Kumar P. S, Harikumar R. Performance Comparison of EM, MEM, CTM, PCA, ICA, Entropy and MI for Photoplethysmography Signals. Biomed Pharmacol J 2015;8(1)
Manuscript received on :
Manuscript accepted on :
Published online on: 22-11-2015
Plagiarism Check: Yes
How to Cite    |   Publication History
Views Views: (Visited 449 times, 1 visits today)   Downloads PDF Downloads: 742

P. Sunil Kumar and R. Harikumar

Research Scholar, Department of ECE Bannari Amman Institute of Technology India

DOI : https://dx.doi.org/10.13005/bpj/629

Abstract

Photoplethysmography (PPG) is used for the estimation of the blood flow of skin using an infrared light technique. It can measure parameters such as cardiac output, blood saturation level, blood pressure and oxygen saturation to a great extent. The greatest advantage of Photoplethysmography is that it is non-invasive in nature, has a low production and maintenance cost. For the early screening and detection of much body related pathologies PPG is the most developed and helpful tool nowadays. This paper analyses the PPG signals with respect to the parameters like Principal Component Analysis (PCA), Independent Component Analysis (ICA), Mutual Information (MI) and Entropy. PPG has also proved to be one of the most promising technologies for the early screening of heart related pathologies. This paper also analyses the PPG signals with respect to the parameters like Expectation Maximization (EM), Minimum Expectation Maximization (MEM) and Centre Tendency Moment (CTM).

Keywords

PPG; PCA; ICA; MI; Entropy EM; MEM; CTM

Download this article as: 
Copy the following to cite this article:

Kumar P. S, Harikumar R. Performance Comparison of EM, MEM, CTM, PCA, ICA, Entropy and MI for Photoplethysmography Signals. Biomed Pharmacol J 2015;8(1)

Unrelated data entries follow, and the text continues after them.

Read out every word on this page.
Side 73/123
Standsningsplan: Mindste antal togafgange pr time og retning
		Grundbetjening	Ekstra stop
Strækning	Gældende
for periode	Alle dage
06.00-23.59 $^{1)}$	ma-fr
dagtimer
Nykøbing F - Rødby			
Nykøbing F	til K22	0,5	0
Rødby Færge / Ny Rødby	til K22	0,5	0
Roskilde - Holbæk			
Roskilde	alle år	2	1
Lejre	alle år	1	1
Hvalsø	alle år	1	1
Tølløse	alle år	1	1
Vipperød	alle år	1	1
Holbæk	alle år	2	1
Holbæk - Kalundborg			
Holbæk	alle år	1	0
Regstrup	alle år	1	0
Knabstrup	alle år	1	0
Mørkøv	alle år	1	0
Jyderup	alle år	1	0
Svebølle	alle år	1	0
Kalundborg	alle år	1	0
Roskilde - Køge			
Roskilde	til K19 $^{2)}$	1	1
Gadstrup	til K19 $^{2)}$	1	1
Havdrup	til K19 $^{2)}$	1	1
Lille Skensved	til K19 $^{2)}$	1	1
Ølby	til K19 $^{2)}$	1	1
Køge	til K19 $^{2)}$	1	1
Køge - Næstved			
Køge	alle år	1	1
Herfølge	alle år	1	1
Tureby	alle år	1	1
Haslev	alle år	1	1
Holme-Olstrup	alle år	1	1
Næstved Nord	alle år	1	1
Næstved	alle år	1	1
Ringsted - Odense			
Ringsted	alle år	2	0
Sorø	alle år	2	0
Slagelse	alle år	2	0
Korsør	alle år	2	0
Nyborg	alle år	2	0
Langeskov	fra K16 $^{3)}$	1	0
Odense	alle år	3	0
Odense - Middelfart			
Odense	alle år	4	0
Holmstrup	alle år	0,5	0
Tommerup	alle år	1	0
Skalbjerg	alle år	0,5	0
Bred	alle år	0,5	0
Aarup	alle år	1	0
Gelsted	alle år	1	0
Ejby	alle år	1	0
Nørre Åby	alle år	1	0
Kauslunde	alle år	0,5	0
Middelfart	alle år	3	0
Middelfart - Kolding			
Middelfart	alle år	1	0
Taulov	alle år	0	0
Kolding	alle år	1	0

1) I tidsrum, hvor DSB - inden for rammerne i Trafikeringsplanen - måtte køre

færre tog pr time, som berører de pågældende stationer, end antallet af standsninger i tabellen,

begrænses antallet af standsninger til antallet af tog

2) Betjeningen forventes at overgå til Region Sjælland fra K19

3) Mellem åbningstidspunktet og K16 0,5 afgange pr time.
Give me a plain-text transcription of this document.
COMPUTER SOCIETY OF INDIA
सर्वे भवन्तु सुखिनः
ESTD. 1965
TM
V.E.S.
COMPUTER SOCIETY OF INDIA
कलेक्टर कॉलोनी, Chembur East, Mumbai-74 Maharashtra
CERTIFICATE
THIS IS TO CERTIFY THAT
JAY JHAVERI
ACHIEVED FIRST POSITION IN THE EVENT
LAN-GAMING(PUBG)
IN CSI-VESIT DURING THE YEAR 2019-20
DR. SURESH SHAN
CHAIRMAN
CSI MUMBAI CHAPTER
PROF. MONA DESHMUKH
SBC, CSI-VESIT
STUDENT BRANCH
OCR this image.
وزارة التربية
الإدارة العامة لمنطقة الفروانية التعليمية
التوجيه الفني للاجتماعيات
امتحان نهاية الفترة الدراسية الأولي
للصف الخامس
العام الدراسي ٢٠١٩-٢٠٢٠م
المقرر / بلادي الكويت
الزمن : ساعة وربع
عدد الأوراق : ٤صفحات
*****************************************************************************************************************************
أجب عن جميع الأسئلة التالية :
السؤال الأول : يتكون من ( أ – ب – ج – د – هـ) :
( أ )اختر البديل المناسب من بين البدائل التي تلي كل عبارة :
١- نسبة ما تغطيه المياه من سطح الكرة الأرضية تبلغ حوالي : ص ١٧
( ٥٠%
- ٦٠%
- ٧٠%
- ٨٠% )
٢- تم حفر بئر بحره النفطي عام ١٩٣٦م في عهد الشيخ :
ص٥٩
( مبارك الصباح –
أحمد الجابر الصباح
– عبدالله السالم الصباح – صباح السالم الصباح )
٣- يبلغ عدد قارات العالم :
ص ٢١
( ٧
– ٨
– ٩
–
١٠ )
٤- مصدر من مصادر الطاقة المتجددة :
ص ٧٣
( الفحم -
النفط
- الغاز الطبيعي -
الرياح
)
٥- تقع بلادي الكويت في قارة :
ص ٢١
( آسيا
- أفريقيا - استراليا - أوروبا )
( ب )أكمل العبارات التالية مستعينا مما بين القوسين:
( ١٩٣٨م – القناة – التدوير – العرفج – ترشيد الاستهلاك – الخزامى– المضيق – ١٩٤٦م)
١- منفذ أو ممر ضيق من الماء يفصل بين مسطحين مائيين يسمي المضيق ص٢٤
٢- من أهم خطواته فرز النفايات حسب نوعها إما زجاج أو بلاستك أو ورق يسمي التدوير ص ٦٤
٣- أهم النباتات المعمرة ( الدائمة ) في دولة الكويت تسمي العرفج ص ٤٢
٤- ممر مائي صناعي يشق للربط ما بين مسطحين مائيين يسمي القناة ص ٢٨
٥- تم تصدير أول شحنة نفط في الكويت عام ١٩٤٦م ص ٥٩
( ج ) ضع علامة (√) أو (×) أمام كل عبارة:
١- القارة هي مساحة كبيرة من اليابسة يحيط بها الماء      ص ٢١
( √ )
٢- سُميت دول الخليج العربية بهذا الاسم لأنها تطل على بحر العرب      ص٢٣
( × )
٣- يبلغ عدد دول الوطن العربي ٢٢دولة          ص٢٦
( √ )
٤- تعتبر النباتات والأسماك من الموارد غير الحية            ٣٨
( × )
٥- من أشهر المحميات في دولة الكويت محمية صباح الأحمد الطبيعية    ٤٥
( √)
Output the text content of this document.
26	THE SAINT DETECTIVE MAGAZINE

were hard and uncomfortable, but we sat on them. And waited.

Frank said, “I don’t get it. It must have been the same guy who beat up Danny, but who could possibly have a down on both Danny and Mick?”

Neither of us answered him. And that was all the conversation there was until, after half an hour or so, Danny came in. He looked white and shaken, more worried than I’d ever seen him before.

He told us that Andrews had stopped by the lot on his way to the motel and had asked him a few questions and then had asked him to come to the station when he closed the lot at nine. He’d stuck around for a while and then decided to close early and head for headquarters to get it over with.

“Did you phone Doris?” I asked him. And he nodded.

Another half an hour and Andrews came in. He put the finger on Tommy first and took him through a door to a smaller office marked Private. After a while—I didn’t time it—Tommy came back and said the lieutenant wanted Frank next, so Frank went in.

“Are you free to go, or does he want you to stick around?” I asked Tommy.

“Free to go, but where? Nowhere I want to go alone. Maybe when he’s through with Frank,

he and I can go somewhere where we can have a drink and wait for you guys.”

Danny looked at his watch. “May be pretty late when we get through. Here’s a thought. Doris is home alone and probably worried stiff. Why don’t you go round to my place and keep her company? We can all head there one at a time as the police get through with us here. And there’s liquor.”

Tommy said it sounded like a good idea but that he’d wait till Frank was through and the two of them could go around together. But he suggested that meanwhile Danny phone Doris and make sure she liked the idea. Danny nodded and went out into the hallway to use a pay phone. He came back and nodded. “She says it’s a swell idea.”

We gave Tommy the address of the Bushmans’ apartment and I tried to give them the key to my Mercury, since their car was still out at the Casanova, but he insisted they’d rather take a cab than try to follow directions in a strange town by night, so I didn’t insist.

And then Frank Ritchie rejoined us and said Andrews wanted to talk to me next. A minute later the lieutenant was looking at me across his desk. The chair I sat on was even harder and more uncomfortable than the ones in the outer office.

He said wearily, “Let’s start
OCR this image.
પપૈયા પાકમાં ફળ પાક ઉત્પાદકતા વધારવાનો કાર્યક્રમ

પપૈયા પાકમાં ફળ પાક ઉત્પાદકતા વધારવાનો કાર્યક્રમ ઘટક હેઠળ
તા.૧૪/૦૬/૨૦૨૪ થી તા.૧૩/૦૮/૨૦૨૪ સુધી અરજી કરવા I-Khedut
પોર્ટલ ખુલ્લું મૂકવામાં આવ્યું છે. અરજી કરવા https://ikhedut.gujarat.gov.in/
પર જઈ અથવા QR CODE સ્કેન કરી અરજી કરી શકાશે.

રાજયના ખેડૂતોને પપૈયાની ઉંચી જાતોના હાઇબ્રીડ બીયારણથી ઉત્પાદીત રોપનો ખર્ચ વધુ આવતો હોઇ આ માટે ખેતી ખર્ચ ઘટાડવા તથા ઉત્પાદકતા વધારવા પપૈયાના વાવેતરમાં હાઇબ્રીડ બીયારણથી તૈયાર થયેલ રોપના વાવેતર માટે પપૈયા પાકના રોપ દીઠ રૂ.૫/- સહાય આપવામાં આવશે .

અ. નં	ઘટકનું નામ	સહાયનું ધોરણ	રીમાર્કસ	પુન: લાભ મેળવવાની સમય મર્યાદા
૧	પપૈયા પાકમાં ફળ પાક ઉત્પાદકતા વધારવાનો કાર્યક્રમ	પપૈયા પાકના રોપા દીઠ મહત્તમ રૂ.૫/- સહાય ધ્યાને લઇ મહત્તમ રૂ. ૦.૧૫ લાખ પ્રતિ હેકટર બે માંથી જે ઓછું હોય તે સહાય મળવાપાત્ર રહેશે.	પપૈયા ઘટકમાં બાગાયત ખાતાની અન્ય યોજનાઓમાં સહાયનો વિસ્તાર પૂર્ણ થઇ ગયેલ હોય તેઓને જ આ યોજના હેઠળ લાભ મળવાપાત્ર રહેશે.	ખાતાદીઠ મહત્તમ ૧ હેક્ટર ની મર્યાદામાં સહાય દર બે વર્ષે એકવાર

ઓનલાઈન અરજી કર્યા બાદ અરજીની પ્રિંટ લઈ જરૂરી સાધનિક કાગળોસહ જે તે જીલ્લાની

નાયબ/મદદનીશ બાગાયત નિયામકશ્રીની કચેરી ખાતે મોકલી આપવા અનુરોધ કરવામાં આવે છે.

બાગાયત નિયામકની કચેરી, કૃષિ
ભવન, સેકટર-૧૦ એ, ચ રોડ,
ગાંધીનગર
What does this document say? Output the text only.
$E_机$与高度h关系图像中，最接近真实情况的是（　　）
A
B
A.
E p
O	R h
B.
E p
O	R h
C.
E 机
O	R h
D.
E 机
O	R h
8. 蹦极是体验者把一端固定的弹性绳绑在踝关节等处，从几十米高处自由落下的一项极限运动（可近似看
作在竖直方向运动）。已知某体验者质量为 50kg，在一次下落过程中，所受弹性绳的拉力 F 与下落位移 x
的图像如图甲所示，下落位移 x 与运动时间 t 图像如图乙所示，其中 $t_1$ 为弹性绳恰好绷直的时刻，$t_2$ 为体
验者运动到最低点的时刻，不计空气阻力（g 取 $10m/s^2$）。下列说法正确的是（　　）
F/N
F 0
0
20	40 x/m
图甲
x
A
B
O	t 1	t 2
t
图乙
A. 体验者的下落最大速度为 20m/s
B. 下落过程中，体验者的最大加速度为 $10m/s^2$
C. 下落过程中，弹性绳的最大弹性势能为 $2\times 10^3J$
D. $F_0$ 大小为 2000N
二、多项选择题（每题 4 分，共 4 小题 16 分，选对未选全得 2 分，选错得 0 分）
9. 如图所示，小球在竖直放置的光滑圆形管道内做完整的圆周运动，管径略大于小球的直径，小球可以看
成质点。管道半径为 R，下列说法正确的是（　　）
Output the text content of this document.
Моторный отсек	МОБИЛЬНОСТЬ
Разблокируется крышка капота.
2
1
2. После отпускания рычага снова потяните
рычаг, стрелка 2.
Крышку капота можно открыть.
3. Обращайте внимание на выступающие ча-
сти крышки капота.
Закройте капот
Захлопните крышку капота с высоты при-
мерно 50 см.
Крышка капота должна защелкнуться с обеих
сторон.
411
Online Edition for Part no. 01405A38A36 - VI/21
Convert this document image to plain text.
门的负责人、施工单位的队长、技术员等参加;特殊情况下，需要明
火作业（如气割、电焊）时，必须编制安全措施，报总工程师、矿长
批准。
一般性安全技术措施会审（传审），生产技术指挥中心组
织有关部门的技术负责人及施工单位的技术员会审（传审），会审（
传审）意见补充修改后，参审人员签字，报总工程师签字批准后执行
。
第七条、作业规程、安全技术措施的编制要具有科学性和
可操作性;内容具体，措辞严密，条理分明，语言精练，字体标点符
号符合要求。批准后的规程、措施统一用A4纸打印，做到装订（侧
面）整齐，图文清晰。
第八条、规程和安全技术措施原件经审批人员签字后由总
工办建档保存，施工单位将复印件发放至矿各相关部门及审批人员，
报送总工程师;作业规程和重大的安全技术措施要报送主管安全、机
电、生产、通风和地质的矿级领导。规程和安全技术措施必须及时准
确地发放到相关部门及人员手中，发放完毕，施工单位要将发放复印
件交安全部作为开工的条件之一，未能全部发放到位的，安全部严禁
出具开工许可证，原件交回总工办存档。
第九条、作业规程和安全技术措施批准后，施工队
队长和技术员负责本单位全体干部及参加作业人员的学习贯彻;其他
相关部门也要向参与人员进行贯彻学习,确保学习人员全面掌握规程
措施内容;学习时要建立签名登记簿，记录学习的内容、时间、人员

Copy the following to cite this URL:

Kumar P. S, Harikumar R. Performance Comparison of EM, MEM, CTM, PCA, ICA, Entropy and MI for Photoplethysmography Signals. Biomed Pharmacol J 2015;8(1). Available from: http://biomedpharmajournal.org/?p=1331

Introduction

The preliminary form of PPG technology generally requires only a few opto-electronic components namely, a light source which can illuminate the tissue (e.g. skin), and to measure the small variations in light intensity associated with respective changes in perfusion in the catchment volume a photo detector is used [1]. PPG is most often employed in a non-invasive manner and it specifically operates at near infrared wavelength [2]. The distinctive attribute of the waveform feature is the peripheral pulse, and it is causes to occur or operate at the same time and rate to each and every heartbeat. Despite its condition of being plain and uncomplicated the origins of the different components of the PPG signal are still not fully understood [3]. However, it is generally accepted that they can provide the most valuable and important information about the cardiovascular system. Photoplethysmography is somewhat related to but not equivalent to traditional plethysmography. The two basic modes are called as transmission mode PPG and reflectance mode PPG. In the case of the non-contact PPG, the drastic changes in the ambience which includes the surrounding light or the parameters like automatic brightness adjustment or even the software involved can have a vital effect on the baseline of the signal [4]. Apart from these factors, the physiologic parameters also have an effect on the baseline of the signal which includes the minor changes in the capillary density and the fluctuations in the venous volume.  PPG’s application is popularly available in the smart phone technology which is an important innovation in the contact reflectance PPG.  A high quality PPG signal can be easily recorded when the fingers are placed on the PPG which covers both the photo-light LED and also the camera lens [5]. Under normal conditions, because of the strongest modulation of the signal due to light absorption in the haemoglobin in the blood a wavelength in the near infrared is used. In this paper the Analysis of PPG Signals with respect to PCA, ICA, MI, Entropy, EM, MEM, CTM is done. The organization of paper is as follows, section 2 details the methodology of acquiring PPG signals from Pulse Oximeter and the significance of the parameters analyzed following the section 3 which explains the results and discussions.

Methodology

The PPG wave forms are obtained from four healthy subject using Dolphin Medical 2100 Pulse Oximeter in the Medical Electronics laboratory at Thiagarajar College of Engineering –Madurai. The experimental investigations confirm to the principles outlined in the declaration of Helsinki published in Br.Med.JL.1964, ii, 177. The PPG waveforms are recorded for five minutes durations and sampled at 100Hz through appropriate software coding. Then wave forms are added with Gaussian noise level of 1dB and 2dB levels to simulate a situation of motion artifacts.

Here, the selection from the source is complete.